# New Cumberland fishable..



## snake69 (Sep 26, 2005)

Just checked both the flow rate (21) and the water height (16 or 18?) below the dam. Within the next 2 days or so, if we don't get more water or much, it should be fishable. That is if ya can stand the cold!!!


----------



## Procraftboats21 (Apr 6, 2004)

huge chunks of ice covering the river now


----------



## snake69 (Sep 26, 2005)

Really? Never seen that before!


----------



## Recondo37 (Jan 11, 2008)

i've seen it, usually on upriver side, or in the slower sections down here in steubenville...am thinking of hitting cumberland in the morning based on the amount of beer tonight. no later than 8:30 i figure...begood/good fish'n


----------



## snake69 (Sep 26, 2005)

I'll probably hit it later next week as it's still a bit cold and I'd rather be ice fishing. I was supposed to go yesterday, but after some important things that needed done, it was too late to head all the way there.
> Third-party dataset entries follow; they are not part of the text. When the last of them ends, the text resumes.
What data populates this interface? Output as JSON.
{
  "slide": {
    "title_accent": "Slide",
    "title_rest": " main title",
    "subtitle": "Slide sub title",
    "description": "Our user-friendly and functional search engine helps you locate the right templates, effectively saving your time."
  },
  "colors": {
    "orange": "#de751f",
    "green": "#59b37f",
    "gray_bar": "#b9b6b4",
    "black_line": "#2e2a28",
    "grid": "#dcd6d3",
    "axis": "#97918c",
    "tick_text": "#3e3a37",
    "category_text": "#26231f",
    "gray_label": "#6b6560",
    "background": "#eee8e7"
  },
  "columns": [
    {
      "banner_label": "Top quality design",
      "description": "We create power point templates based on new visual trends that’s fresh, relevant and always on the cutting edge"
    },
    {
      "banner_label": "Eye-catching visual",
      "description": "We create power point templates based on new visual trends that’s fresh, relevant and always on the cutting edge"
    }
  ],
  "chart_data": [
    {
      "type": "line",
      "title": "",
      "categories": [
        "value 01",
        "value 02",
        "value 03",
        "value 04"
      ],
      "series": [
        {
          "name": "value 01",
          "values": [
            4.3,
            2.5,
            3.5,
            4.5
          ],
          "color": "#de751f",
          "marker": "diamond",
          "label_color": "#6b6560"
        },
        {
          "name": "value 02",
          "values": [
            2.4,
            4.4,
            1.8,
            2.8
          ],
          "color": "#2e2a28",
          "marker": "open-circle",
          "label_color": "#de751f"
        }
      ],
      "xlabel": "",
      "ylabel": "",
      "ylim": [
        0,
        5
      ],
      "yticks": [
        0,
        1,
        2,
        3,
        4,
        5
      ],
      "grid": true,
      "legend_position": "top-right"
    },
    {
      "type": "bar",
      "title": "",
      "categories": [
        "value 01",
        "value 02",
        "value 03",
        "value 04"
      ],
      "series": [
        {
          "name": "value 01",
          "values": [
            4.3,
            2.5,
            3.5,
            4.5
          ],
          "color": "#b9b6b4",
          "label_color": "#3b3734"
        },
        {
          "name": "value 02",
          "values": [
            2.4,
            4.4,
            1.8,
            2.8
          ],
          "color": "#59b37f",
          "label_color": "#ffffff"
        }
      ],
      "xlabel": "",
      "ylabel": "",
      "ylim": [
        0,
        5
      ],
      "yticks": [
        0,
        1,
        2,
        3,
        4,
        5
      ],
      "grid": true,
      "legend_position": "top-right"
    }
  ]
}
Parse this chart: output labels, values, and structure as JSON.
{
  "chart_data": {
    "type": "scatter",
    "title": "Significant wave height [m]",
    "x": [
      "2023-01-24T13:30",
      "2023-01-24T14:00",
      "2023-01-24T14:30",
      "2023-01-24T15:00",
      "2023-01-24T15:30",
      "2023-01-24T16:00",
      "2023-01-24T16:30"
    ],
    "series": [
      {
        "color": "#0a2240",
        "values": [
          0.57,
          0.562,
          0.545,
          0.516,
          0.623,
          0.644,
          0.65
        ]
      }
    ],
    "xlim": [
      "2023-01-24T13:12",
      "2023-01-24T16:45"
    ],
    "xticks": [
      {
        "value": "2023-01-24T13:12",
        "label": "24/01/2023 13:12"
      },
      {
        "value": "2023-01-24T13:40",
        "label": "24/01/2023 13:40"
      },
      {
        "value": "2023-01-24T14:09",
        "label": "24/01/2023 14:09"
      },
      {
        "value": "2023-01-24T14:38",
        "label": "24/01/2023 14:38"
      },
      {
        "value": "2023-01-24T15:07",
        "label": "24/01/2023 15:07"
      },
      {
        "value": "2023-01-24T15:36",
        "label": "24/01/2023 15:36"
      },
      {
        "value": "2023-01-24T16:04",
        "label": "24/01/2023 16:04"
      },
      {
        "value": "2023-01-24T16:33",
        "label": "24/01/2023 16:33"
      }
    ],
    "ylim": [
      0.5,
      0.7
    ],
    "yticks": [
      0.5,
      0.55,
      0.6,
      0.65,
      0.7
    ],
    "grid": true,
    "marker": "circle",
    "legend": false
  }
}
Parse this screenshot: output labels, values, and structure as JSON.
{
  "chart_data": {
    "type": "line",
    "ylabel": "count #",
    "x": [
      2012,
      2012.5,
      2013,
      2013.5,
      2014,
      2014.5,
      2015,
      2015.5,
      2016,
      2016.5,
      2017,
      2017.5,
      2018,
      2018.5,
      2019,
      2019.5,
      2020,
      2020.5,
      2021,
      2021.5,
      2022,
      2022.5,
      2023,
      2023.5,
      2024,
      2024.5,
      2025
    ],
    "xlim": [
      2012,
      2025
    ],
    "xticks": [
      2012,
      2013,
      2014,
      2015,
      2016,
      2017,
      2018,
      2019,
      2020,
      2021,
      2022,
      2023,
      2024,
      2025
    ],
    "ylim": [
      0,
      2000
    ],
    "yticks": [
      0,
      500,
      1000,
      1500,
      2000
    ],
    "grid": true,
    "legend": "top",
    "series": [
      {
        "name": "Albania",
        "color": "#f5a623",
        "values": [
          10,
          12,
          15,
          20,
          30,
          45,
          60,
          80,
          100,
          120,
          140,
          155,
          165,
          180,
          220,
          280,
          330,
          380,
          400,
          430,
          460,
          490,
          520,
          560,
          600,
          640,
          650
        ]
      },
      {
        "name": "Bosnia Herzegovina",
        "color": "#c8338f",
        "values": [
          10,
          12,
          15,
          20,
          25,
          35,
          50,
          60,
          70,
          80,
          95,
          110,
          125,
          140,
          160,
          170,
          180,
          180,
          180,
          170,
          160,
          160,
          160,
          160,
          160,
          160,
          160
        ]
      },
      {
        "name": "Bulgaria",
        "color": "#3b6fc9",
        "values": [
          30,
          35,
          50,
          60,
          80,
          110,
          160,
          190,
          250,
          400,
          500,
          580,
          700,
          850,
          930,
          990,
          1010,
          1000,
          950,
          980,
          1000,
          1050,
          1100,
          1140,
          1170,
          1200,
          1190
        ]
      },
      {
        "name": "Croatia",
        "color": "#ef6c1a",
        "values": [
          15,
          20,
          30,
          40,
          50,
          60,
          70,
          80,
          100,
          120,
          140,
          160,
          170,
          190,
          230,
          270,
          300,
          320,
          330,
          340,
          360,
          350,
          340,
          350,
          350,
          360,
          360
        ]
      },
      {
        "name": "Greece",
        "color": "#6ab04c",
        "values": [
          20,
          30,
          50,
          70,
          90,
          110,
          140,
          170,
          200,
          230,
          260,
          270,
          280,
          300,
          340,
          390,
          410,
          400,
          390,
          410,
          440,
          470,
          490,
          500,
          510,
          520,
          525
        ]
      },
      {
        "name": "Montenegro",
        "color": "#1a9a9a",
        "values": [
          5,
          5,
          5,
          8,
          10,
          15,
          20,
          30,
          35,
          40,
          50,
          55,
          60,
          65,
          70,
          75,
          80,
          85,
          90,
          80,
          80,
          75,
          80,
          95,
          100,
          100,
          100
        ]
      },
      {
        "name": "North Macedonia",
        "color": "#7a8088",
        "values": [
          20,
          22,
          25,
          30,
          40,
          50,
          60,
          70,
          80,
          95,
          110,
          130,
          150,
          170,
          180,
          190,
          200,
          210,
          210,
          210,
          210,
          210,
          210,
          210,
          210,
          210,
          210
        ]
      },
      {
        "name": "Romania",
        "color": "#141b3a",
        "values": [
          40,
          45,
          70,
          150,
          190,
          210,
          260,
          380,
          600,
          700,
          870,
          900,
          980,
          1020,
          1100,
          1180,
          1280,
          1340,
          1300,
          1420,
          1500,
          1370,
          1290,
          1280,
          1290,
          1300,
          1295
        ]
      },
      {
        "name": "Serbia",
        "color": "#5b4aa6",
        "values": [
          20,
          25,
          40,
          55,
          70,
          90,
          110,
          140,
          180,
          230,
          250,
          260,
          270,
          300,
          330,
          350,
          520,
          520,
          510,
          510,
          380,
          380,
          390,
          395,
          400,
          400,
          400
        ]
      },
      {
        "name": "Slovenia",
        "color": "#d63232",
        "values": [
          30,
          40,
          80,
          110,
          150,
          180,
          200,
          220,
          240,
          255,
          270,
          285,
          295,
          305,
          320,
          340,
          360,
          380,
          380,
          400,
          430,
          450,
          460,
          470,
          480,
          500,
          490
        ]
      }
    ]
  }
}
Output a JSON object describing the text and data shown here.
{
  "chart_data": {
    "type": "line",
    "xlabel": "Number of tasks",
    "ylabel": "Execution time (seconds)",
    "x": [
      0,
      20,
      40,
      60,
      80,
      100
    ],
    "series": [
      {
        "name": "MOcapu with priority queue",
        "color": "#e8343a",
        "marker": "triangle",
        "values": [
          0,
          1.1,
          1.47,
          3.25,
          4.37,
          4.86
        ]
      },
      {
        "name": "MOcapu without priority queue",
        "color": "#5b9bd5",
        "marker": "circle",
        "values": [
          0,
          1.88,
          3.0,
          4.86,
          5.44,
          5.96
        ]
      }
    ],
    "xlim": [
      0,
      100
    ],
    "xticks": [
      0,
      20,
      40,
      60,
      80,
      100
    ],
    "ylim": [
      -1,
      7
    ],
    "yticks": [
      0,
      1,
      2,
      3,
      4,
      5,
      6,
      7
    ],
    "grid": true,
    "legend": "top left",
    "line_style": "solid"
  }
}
Post and let me know how ya do!!


----------



## Recondo37 (Jan 11, 2008)

got up early enough, but didn't go..i'd a got a chill from the walk, breaking a sweat....be good/good fish'n


----------



## snake69 (Sep 26, 2005)

Plenty of days ahead....I don't figure they'll move out for a few months! If I make it down, I'll be sure and comment!


----------



## Recondo37 (Jan 11, 2008)

fished new cumberland this morning..skunked, but wasn't alone nobody else was catching anything..threw some jigs and spoons, was on the rocks up near the end of dam. 2, 3 and 6, locks were open. gonna try pike island tomorrow.


----------



## snake69 (Sep 26, 2005)

Well, I got called back to work today or I'd head down. The nice weather would make for a sweet day. I imagine in 2-3 days, it'll be so high you can't think of fishing it....


----------



## Recondo37 (Jan 11, 2008)

yea, judging from the weather report i'd say yea...my buddy fished pike island sunday morning..talked to a regular there...another regular caught six walleye, but fished from early a.m. till around 6 a.m...charlie caught 2 at around 6 a.m., then they shut down. no sauger, i wonder what is up. haven't heard of any kind of spills that might effect the bite, since the coppers plant in follansbee last summer and that was trivial...good your back to work....be good/good fish'n.


----------



## snake69 (Sep 26, 2005)

As soon as the water is down enough to fish, and there is still ice, albeit unsafe......(too unstable to ice fish!!),I'll be there on the weekends!


----------